Schematic diagram for real-time RAA

Recombinase was bound to primers to form complexes, and the complexes searched for a specific binding site on the target DNA at a constant temperature. By utilizing single-stranded binding proteins, the double strand of template DNA is opened, and a single-stranded molecule is formed. In the next step, DNA polymerase was initiated at the 3′ end of the primer and synthesized toward the 5′ end of the target DNA. Hence, two new double-stranded DNA molecules were formed, and the cycle was repeated to achieve amplification (Chen et al., 2021; Wang et al., 2021) (Figure 1A). When nucleic acid exonuclease is not activated, the probe is stable and does not emit fluorescence signals; however, when the probe binds to the target DNA site, exonuclease was activated. Upon recognizing tetrahydrofuran (THF) on the probe, nucleic acid exonuclease cleaves both the reporter group and the burst group, and the reporter group is released, allowing the fluorescence signal to be emitted. As the probe was amplified further to the 3′ end, the blocker was cut off, and the probe continued to amplify to the 5′ end of the target DNA. Consequently, real-time fluorescence signals were gathered and plotted (Figure 1B).
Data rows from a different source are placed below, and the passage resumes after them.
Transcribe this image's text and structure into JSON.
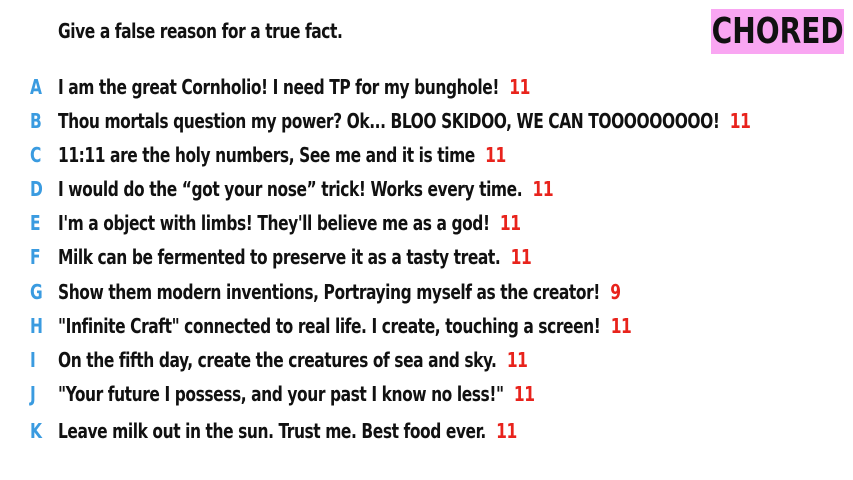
{
  "prompt": "Give a false reason for a true fact.",
  "stamp": "CHORED",
  "colors": {
    "letter": "#3a9be0",
    "score": "#e8231c",
    "stamp_bg": "#f9a6f2",
    "text": "#111111"
  },
  "answers": [
    {
      "letter": "A",
      "text": "I am the great Cornholio! I need TP for my bunghole!",
      "score": "11"
    },
    {
      "letter": "B",
      "text": "Thou mortals question my power? Ok... BLOO SKIDOO, WE CAN TOOOOOOOOO!",
      "score": "11"
    },
    {
      "letter": "C",
      "text": "11:11 are the holy numbers, See me and it is time",
      "score": "11"
    },
    {
      "letter": "D",
      "text": "I would do the “got your nose” trick! Works every time.",
      "score": "11"
    },
    {
      "letter": "E",
      "text": "I'm a object with limbs! They'll believe me as a god!",
      "score": "11"
    },
    {
      "letter": "F",
      "text": "Milk can be fermented to preserve it as a tasty treat.",
      "score": "11"
    },
    {
      "letter": "G",
      "text": "Show them modern inventions, Portraying myself as the creator!",
      "score": "9"
    },
    {
      "letter": "H",
      "text": "\"Infinite Craft\" connected to real life. I create, touching a screen!",
      "score": "11"
    },
    {
      "letter": "I",
      "text": "On the fifth day, create the creatures of sea and sky.",
      "score": "11"
    },
    {
      "letter": "J",
      "text": "\"Your future I possess, and your past I know no less!\"",
      "score": "11"
    },
    {
      "letter": "K",
      "text": "Leave milk out in the sun. Trust me. Best food ever.",
      "score": "11"
    }
  ]
}
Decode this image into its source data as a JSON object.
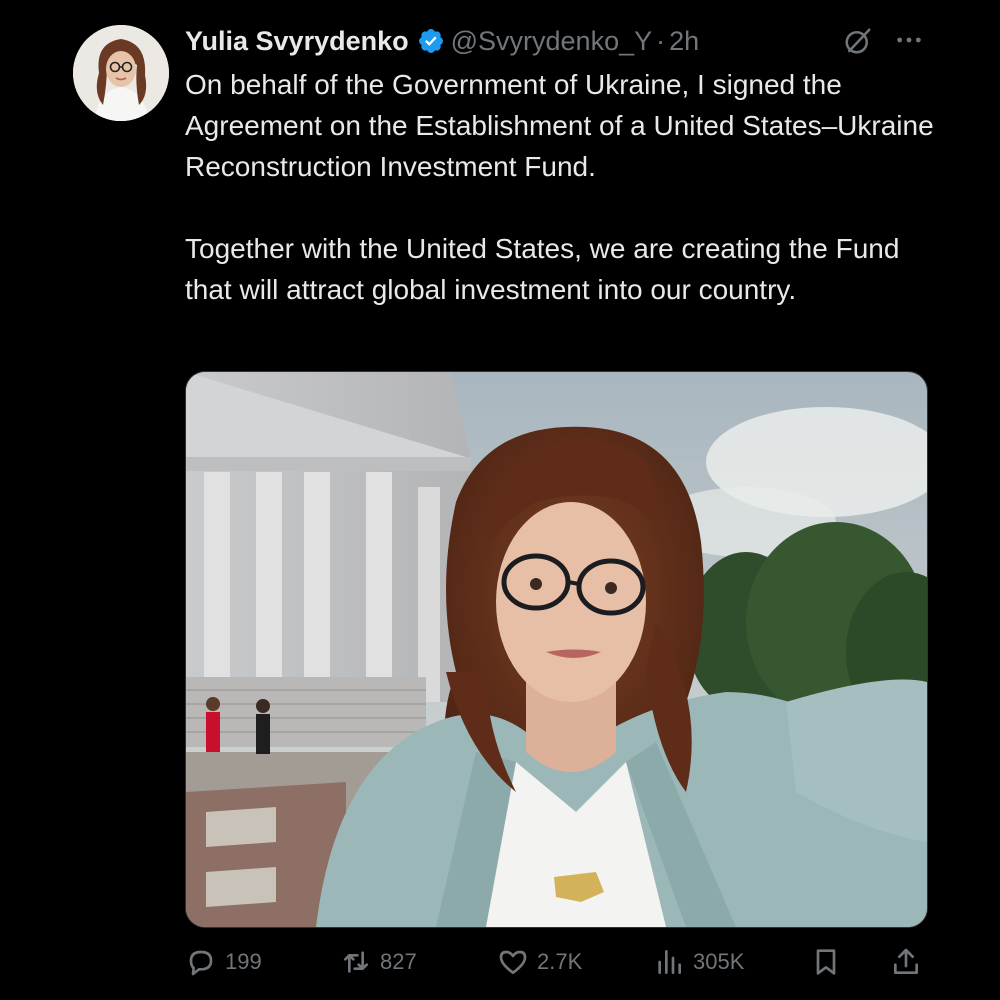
{
  "author": {
    "name": "Yulia Svyrydenko",
    "handle": "@Svyrydenko_Y",
    "separator": "·",
    "time": "2h",
    "verified": true
  },
  "tweet": {
    "paragraphs": [
      "On behalf of the Government of Ukraine, I signed the Agreement on the Establishment of a United States–Ukraine Reconstruction Investment Fund.",
      "Together with the United States, we are creating the Fund that will attract global investment into our country."
    ]
  },
  "actions": {
    "replies": "199",
    "reposts": "827",
    "likes": "2.7K",
    "views": "305K"
  },
  "icons": {
    "verified": "verified-badge-icon",
    "grok": "grok-icon",
    "more": "more-icon",
    "reply": "reply-icon",
    "repost": "repost-icon",
    "like": "heart-icon",
    "views": "views-icon",
    "bookmark": "bookmark-icon",
    "share": "share-icon"
  },
  "colors": {
    "background": "#000000",
    "text": "#e7e9ea",
    "muted": "#71767b",
    "verified": "#1d9bf0"
  }
}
RAA process schematic diagram. (A) Mechanism based on the RAA process. (B) Mechanism of the real-time RAA probe amplification process. Exonuclease was activated when the probe and template DNA strands were bound. Exonuclease recognized tetrahydrofuran (THF) and cut at the site, separating reporter from quenched groups and generating a fluorescence signal to be collected. After the blocker separation, the probe was further extended in the template to complete the amplification. We drew this schematic diagram by Figdraw (www.figdraw.com).